Dilansir dari laman Hindustan Times pada Minggu, Dr. Senthil Kumar Sadasivam Perumal, Konsultan Senior Neonatologi dan Pediatri di Rumah Sakit Apollo Cradle and Children’s Bengaluru-Brookefield, menyatakan bahwa orang tua sering beranggapan makanan bayi tanpa garam terasa hambar. Namun, ia menjelaskan alasan medis mengapa para ahli menyarankan untuk menghindari pemberian garam pada bayi di bawah usia 12 bulan.
“Bayi lahir dengan ginjal yang belum matang dan ginjal mereka memerlukan waktu untuk berkembang agar mampu mengolah natrium dengan baik. Memberikan sedikit garam dalam makanan seperti nasi dan lentil (dal) yang dimasak bisa membebani ginjal mereka, dan hal ini berisiko menimbulkan masalah ginjal atau tekanan darah tinggi di masa mendatang,” ungkap Perumal.
Asupan garam untuk bayi sebaiknya kurang dari satu gram per hari, yang sepenuhnya bisa terpenuhi dari ASI atau susu formula. Perumal menyebutkan bahwa tambahan garam hanya akan melatih bayi untuk menyukai makanan asin dan berpotensi membentuk preferensi makanan yang kurang sehat di masa depan.
Selain garam, banyak keluarga di India menganggap jaggery, yaitu gula aren, dan madu sebagai pilihan yang lebih sehat dibandingkan gula rafinasi.
“Meskipun gula aren dikenal mengandung zat besi, jumlahnya tidak signifikan jika dibandingkan dengan nutrisi yang diperoleh bayi dari buah-buahan, sayuran, dan biji-bijian,” jelas Perumal.
Madu, meskipun diberikan dalam jumlah sangat kecil, bisa mengandung spora bakteri Clostridium botulinum yang menyebabkan botulisme pada bayi. Meski kasusnya jarang, kondisi ini bisa sangat berbahaya karena sistem pencernaan bayi yang belum matang tidak mampu mencerna spora tersebut.
Walaupun gula dan madu biasanya kurang diproses, keduanya tetap merupakan sumber gula terkonsentrasi yang dapat berdampak negatif bagi bayi, menurut Perumal.
Memperkenalkan makanan manis sejak dini dapat membentuk preferensi rasa manis pada bayi, yang berisiko menimbulkan pola makan tidak sehat dan berbagai penyakit kronis seperti obesitas, diabetes, serta gigi berlubang di kemudian hari.
Saat bayi mencapai usia enam bulan, orang tua bisa mulai memberikan berbagai makanan alami yang lezat dan bergizi, seperti buah-buahan manis alami seperti pisang tumbuk, bubur apel, pepaya, mangga, sawi, dan pir yang kaya akan vitamin penting.

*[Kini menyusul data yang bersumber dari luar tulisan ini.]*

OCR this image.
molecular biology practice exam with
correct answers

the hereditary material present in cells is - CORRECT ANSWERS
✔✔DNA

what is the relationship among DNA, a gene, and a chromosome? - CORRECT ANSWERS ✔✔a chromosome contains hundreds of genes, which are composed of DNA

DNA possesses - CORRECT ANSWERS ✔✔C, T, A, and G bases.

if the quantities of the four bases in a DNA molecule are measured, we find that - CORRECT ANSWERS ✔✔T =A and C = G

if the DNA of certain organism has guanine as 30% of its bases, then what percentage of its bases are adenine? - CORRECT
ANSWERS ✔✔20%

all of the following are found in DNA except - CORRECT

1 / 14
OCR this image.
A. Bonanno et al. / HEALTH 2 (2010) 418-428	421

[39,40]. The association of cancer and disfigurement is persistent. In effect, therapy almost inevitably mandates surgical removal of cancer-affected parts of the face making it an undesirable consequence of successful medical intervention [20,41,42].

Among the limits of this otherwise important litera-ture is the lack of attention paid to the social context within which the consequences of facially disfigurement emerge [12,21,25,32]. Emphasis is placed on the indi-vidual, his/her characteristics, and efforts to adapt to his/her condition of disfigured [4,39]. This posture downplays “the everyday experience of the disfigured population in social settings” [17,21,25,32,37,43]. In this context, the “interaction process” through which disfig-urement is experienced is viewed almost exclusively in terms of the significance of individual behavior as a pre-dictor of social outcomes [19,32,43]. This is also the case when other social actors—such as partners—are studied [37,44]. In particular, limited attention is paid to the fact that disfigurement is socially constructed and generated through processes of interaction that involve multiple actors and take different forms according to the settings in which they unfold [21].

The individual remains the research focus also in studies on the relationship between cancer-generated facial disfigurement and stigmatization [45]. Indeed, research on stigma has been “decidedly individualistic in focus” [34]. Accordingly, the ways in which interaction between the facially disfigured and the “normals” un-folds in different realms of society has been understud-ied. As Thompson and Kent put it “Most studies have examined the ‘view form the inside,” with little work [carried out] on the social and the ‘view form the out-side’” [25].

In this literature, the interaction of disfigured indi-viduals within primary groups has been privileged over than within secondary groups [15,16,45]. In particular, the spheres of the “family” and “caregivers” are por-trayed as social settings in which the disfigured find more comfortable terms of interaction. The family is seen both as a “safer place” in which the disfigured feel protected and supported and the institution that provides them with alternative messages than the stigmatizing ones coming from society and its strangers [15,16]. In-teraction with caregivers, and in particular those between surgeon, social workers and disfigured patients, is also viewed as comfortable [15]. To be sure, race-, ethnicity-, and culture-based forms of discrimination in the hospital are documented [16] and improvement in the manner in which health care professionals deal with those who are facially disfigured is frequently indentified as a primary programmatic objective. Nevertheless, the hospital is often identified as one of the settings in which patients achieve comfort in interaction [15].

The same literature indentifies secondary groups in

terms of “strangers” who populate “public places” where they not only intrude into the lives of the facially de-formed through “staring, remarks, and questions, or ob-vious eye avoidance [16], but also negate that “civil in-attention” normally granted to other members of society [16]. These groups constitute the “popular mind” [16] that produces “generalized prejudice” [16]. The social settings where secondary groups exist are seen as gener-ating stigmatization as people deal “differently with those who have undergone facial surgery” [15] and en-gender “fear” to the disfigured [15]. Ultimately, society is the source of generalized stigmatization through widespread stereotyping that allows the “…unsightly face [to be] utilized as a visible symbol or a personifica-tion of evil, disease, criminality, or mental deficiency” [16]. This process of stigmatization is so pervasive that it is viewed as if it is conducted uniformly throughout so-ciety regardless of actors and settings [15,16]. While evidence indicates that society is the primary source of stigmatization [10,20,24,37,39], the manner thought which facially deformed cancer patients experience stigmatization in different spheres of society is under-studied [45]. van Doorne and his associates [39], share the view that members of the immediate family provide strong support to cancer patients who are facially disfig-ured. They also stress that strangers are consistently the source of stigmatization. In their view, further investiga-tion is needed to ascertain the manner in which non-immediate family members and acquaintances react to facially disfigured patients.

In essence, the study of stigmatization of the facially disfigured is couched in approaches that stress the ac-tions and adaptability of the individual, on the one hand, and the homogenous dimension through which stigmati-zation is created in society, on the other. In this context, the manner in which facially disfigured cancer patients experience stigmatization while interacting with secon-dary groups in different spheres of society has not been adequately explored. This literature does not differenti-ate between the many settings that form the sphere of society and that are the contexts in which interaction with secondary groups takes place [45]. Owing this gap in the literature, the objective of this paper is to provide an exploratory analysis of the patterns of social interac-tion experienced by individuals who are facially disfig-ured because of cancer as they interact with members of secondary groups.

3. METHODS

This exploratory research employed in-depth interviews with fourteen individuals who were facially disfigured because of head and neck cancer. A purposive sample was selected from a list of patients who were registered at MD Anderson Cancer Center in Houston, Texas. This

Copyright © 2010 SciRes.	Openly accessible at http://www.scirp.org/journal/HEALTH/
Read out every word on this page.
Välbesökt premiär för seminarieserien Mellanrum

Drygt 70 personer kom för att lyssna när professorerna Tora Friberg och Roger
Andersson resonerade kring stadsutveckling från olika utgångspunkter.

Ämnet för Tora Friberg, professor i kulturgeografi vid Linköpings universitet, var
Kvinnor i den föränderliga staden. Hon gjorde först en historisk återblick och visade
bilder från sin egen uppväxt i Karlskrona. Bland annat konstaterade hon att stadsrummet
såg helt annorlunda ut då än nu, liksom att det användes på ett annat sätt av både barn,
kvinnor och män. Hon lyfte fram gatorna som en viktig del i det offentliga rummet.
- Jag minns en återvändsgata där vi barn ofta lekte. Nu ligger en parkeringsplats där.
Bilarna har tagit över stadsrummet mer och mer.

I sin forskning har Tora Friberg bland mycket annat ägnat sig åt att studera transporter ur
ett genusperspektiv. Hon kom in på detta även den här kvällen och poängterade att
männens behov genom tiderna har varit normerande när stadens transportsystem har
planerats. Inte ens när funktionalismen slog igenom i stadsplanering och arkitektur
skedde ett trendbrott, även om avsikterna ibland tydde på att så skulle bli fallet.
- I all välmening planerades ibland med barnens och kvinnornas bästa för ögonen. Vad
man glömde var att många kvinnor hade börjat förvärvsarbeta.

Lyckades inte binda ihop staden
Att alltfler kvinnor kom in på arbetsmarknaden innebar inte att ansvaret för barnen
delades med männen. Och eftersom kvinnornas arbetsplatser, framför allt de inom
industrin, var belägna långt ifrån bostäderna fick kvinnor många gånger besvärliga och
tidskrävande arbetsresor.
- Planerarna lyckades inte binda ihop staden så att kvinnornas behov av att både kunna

Sayuran bergizi dengan rasa manis yang mudah diterima, serta biji-bijian seperti beras, ragi, suji, gandum, dan gandum pecah dapat dimasak hingga lunak dan dicampur dengan ASI atau susu formula untuk menambah rasa.
Kacang-kacangan dan lentil tanpa garam, yang merupakan sumber protein dan zat besi yang baik, serta lemak sehat dari ghee, alpukat, atau bubuk kacang (setelah memastikan tidak ada alergi) membantu memenuhi kebutuhan energi bayi.
“Apa yang terasa tawar bagi lidah orang dewasa sebenarnya sudah seimbang dan tepat untuk bayi. Tahap ini sangat penting untuk mengembangkan kesehatan jangka panjang, kekebalan tubuh, dan preferensi makanan. Menghindari garam, gula, gula aren, atau madu bukanlah sebuah kompromi, melainkan bentuk perlindungan terhadap perkembangan organ bayi,” tutup Perumal.